Among the numerous examples of how Mennonites have been portrayed in popular media, we learn that Joseph Heller’s classic novel, Catch-22, has a central character who is identified as an Anabaptist chaplain. While the character is not realistic, he is the only sympathetic character in the novel and positively represents Anabaptist faith as pacifist and compassionate. We also learn that President Lincoln had some very positive things to say about the “sturdy and honest” Mennonites who have “always been against slavery” and whom he gladly excluded from military service.
Carpenter goes on to show how Mennonites have been portrayed, both positively and negatively, in the news (Canadian Olympic speed skating medalist Cindy Klassen and disgraced American cyclist Floyd Landis), in magazines, art, drama (Voltaire’s Candide), and in film (Witness and Silent Light) and TV (The Simpsons).

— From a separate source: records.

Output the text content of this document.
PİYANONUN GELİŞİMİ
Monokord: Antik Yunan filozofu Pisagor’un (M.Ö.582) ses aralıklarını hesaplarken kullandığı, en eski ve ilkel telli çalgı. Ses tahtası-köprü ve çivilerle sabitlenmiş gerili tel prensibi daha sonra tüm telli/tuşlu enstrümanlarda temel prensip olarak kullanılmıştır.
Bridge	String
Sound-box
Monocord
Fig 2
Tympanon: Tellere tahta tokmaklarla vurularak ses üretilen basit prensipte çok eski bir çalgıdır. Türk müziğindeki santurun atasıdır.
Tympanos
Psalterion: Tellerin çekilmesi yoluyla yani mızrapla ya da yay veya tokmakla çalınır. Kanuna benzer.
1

I remember how our family was struck last year by the mention of Mennonites in the hugely popular sitcom, Modern Family. Carpenter mentions this as an example of how Mennonites are known more widely than one might expect given the number of them in North America and their history of being media shy.

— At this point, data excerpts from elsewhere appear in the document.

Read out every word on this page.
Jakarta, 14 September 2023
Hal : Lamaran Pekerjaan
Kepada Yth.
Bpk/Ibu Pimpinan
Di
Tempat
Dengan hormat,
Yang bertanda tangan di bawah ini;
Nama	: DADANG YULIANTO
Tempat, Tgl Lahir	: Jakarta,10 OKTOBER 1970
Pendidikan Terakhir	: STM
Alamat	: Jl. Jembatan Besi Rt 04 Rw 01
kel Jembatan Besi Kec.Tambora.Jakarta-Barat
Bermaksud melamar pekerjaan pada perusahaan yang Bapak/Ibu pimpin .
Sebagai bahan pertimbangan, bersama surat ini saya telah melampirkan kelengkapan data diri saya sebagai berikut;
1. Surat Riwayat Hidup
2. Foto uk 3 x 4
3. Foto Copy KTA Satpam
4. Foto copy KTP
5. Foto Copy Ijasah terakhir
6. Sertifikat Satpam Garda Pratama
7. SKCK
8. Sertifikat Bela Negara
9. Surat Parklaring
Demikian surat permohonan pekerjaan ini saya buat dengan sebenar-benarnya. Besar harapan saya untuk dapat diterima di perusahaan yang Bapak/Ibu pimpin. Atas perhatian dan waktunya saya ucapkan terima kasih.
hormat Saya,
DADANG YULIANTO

Turning to the way Mennonites have used popular media, we are introduced to a variety of Mennonite writers (Rudy Wiebe), performers (Ted Swartz), filmmakers (Joel Kauffmann) and more who have used the media to say something about being a Mennonite or to convey Mennonite ideas. In particular, Carpenter highlights the wide impact and influence of John Howard Yoder’s 1972 book, Politics of Jesus, and Doris Janzen Longacre’s 1976 More-with-Less Cookbook.

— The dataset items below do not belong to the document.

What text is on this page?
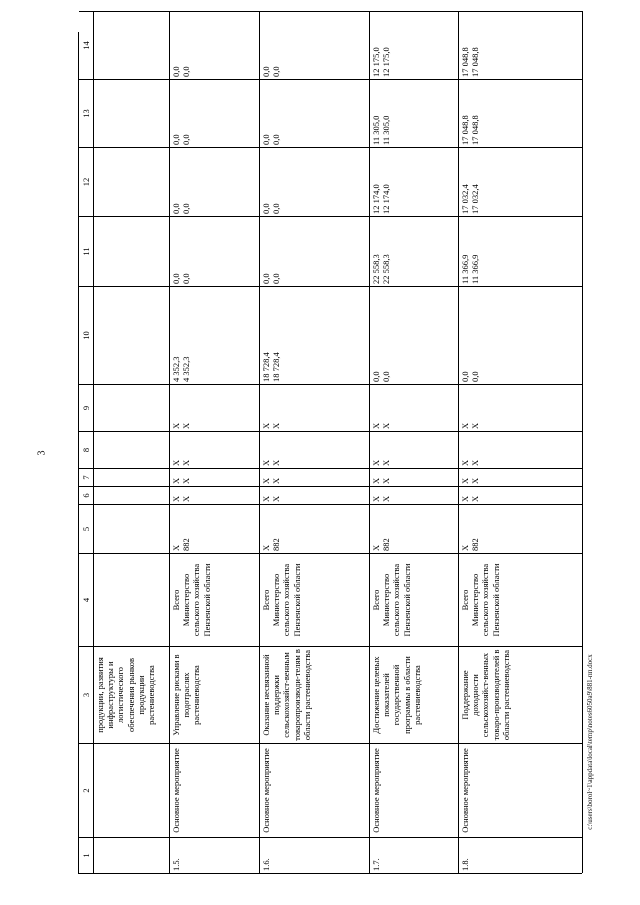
3
1
2
3
4
5
6
7
8
9
10
11
12
13
14
продукции, развития инфраструктуры и логистического обеспечения рынков продукции растениеводства
1.5.
Основное мероприятие
Управление рисками в подотраслях растениеводства
Всего Министерство сельского хозяйства Пензенской области
X 882
X X
X X
X X
X X
4 352,3 4 352,3
0,0 0,0
0,0 0,0
0,0 0,0
0,0 0,0
1.6.
Основное мероприятие
Оказание несвязанной поддержки сельскохозяйст-венным товаропроизводи-телям в области растениеводства
Всего Министерство сельского хозяйства Пензенской области
X 882
X X
X X
X X
X X
18 728,4 18 728,4
0,0 0,0
0,0 0,0
0,0 0,0
0,0 0,0
1.7.
Основное мероприятие
Достижение целевых показателей государственной программы в области растениеводства
Всего Министерство сельского хозяйства Пензенской области
X 882
X X
X X
X X
X X
0,0 0,0
22 558,3 22 558,3
12 174,0 12 174,0
11 305,0 11 305,0
12 175,0 12 175,0
1.8.
Основное мероприятие
Поддержание доходности сельскохозяйст-венных товаро-производителей в области растениеводства
Всего Министерство сельского хозяйства Пензенской области
X 882
X X
X X
X X
X X
0,0 0,0
11 366,9 11 366,9
17 032,4 17 032,4
17 048,8 17 048,8
17 048,8 17 048,8
c:\users\borol~1\appdata\local\temp\notes6050a9\881-пп.docx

Finally, Carpenter notes how quickly Mennonites moved to the use of the Internet to promote Mennonite faith and values when they launched Third Way Cafe, now part of MennoMedia, in the mid-1990s. This reveals a new and critical desire to make use of the most modern media tools and engage with today’s media in every possible way.
With the help of a detailed statistical analysis, Carpenter observes that, especially in print, Mennonites have had a media presence far in excess of their numerical size. And with a growing hunger in the wider church for an Anabaptist understanding of the faith, Mennonite influence through the media is likely to keep growing in the years ahead, which Carpenter sees as both positive and necessary. I agree.
Carpenter ends his book with a brief autobiography that highlights the fact that he was only introduced to Mennonites as an adult, beginning with the More-with-Less Cookbook. This is an important addition, because I think Carpenter’s book is enriched by having it written by someone who was once an outsider who benefitted from the Mennonite use of media.
Far from being a typical academic study, Mennonites and Media is a very easy and enjoyable read. I breezed through the book, appreciating the scope of the study reflected in the dozens of well-presented examples, as well as the in-depth analysis verifying Carpenter’s conclusions. While I personally would have valued a broader geographical analysis, this book is a delightful and fascinating summary of Mennonites and the media in North America and an invaluable resource for those engaged with all forms of media.